Harriet shivers. She hangs up the new navy dress with the matching jacket she’ll wear to dinner tonight. She orders all her clothes from catalogs; it confuses her too much to shop. She unpacks a jumble of cosmetics and medications (vitamins, cold cream, calcium, Advil, lipstick, the alarming estrogen) and tosses the old envelope of clippings onto the bed. She steps out of her sensible flats and takes off her denim jumper and white T-shirt (Lands’ End) and hangs them up in the closet alongside the navy dress. All these clothes she might have owned in college, she realizes, confirming her suspicion that whatever you’re like in your youth, you only get more so with age.
She remembers believing, as a girl, that wisdom would set in somehow, sometime, as a matter of course. Now she doubts it. There are no grown-ups—this is the big dirty secret that nobody ever tells you. No grown-ups at all, including herself. She cannot think of an exception—except, probably, Courtney, the suitemate she’ll be having dinner with later tonight. The very thought of Courtney makes Harriet feel like her bra strap is showing or her period has started and she’s got blood on the back of her skirt. But this is ridiculous! Harriet has had a complete hysterectomy and now she has to lie down. Her doctor has prescribed a daily rest for the first four months after surgery, and in fact, Harriet cannot imagine doing without it. She’s so tired . . . They say that for every hour you’re under anesthesia, a month of recuperation is required. Maybe that’s an old wives’ tale. One thing tha
t’s perfectly clear is that Harriet Holding will never be an old wife. It’s too late now.
Though she doesn’t really look old . . . Harriet slides off her slip to stand before the mirror in her white underwear. The only real difference is that her brown pageboy is cropped below her ears now instead of at her shoulders, the way she used to wear it. But her hair is not yet gray, only a softer, duller brown. Suddenly she remembers overhearing Baby on the phone once during freshman year, arranging blind dates for them all. “Harriet? I don’t know exactly what you mean by ‘good-looking,’ but she’s very attractive, and she’s got the most interesting face . . .” It’s just a bit asymmetrical, actually, with a wide forehead and big hazel eyes set slightly too far apart; a pretty, straight nose like her mother’s; and a rueful, mobile mouth. The color comes and goes too easily in her face. Which has always embarrassed her. And she can’t hide any of her feelings. Now flushed in the sunset’s last glow which illumines the whole room, Harriet could almost be the girl who went down the Mississippi River on that raft so many years ago. She’s still trim, her skin pale and softly freckled and luminous in this odd peachy light. Her stomach is flat, her breasts firm. Children have not worn her out.
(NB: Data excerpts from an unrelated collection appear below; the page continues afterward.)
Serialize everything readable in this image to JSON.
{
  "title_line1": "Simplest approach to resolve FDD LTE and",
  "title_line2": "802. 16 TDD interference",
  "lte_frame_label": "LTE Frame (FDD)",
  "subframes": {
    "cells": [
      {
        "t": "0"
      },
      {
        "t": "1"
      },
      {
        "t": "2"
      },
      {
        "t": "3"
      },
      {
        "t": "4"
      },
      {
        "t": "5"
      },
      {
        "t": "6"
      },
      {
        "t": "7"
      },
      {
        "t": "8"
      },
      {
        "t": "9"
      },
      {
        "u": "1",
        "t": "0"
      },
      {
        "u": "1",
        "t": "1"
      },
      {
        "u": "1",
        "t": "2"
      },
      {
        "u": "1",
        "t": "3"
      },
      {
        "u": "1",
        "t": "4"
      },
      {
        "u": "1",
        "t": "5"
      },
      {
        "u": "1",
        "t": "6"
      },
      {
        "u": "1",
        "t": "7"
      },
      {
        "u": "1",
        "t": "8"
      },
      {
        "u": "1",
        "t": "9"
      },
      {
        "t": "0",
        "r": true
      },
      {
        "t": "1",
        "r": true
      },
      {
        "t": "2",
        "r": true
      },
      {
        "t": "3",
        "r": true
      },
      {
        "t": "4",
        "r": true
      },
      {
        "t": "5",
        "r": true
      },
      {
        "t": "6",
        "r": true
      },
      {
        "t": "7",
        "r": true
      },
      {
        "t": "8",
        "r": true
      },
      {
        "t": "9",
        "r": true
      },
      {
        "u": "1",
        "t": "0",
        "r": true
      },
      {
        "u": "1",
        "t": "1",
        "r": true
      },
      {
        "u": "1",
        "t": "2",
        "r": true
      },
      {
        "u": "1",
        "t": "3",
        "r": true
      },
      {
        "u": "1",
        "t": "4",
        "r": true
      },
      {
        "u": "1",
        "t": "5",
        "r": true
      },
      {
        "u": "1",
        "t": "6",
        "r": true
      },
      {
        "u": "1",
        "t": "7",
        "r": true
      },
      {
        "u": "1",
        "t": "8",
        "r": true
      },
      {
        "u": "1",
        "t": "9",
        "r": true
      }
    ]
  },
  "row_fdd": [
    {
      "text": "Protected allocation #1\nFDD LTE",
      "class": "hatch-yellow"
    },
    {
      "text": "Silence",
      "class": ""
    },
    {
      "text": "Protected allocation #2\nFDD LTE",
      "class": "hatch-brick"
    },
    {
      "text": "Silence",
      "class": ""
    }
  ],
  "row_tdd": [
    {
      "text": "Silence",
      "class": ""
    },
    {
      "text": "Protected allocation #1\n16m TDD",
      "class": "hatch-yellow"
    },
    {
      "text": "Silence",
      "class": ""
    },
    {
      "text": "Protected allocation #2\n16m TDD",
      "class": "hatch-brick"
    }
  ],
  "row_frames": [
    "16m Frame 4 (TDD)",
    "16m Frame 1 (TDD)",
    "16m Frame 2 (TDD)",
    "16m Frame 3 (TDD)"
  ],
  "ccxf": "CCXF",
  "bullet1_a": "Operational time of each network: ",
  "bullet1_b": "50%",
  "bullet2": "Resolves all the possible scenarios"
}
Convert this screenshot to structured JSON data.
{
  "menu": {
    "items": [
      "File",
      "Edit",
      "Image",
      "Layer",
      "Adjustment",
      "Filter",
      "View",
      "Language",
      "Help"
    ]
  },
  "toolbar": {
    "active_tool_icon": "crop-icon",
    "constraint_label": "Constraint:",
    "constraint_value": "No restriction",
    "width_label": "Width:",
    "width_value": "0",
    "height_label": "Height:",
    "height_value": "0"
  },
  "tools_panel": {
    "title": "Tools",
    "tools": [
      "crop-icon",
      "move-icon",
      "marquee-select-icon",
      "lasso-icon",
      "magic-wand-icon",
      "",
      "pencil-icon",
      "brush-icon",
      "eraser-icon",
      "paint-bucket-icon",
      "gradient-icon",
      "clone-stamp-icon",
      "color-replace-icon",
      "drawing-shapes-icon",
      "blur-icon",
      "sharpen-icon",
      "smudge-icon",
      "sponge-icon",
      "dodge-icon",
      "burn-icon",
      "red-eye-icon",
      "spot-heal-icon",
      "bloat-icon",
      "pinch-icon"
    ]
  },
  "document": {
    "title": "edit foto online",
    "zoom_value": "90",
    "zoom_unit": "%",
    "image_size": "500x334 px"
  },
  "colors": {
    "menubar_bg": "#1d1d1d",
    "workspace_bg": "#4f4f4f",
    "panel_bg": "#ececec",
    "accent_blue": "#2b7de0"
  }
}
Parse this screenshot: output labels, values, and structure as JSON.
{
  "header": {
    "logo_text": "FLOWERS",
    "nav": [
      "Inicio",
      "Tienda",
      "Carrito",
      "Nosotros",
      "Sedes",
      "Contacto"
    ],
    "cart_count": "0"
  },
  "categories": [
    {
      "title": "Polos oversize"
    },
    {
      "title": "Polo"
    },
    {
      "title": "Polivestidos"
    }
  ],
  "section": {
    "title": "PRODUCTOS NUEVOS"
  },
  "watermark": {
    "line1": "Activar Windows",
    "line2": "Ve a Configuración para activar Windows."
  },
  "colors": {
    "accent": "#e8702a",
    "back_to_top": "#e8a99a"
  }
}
But suddenly Harriet can’t breathe. She leans forward clutching the dresser, staring into the mirror. The light flares up behind her somehow, throwing her face into darkness. Now she’s a black cutout paper doll of a woman set against the glowing rectangle of sky, not a woman at all, nobody really, a dark silhouette. Tears sting her eyes; she gropes for the lamp switch and turns it on. The room comes back. Harriet throws herself down on the bed, heart beating through her body like her blood. Here it comes again: she’s all wrought up. Of course she can’t rest. Finally she sits up, gets the envelope, and fishes out a faded newspaper entry from the Lexington, Kentucky, newspaper, dated June 10, 1965. OLD MAN RIVER, HERE WE COME! the headline says. Harriet scans the article, smiling. She has not looked through these clippings for years.